Case Studies



Asian Paints, 09 Solutions


Crafting ML enabled tools for faster sales cycles

How might we leverage real-time data to maintain a healthy relationship between all stakeholders in the sales-supply chain?


It is evident that machine learning enabled cycles can create seamless connects between the data from the field and deliver it to strategic teams. The interpretation and adoption of insights however remain a key challenge. This is what we worked on.

With ample platforms available today that capture real-time data, we needed to make the data more relevant for each user. We crafted Milo, an information & communication tool that leverages real-time data to maintain a healthy relationship between all stakeholders in the sales-supply chain.


Milo was deployed as a front-end on o9's Mpower platform to breakdown realtime updates into usable information formats. It was designed to be customisable to each user’s unique needs and delivered a system that made information ambient-to-actionable.

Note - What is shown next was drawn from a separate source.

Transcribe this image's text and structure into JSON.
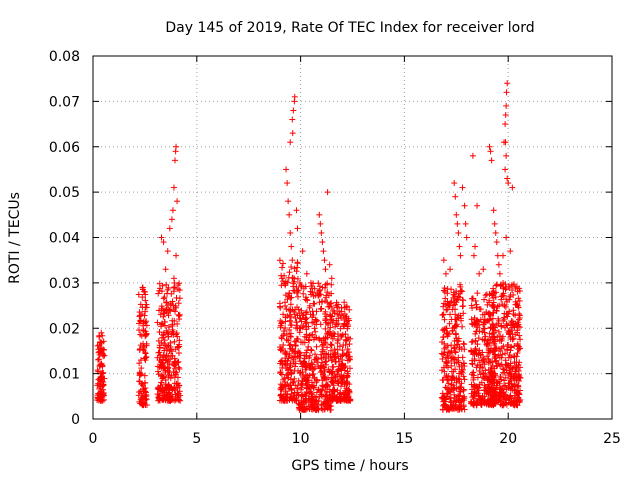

For the system to work, we needed to leverage the 2-3 min interaction between the salesman and the dealer. It was essential that this technological intervention would not hamper this relationship of face-to-face communication. An adaptive system had to be developed for a comfortable adoption.


The system crafted worked towards behaviourally shifting a perspective on the amount of information needed and consumed. It was essential that raw data was available for deep-dive as and when needed, however, information layout could be based on learning the patterns of consumption during days, weeks and months. Basis this, a modular UI was created that could change from action based nuggets to analysed data with charts, to itemised raw data. The UI was based on android guidelines for ease of development and to reduce threshold to try new layouts. This system was deployed for Asian Paints' sales and strategy teams pan India.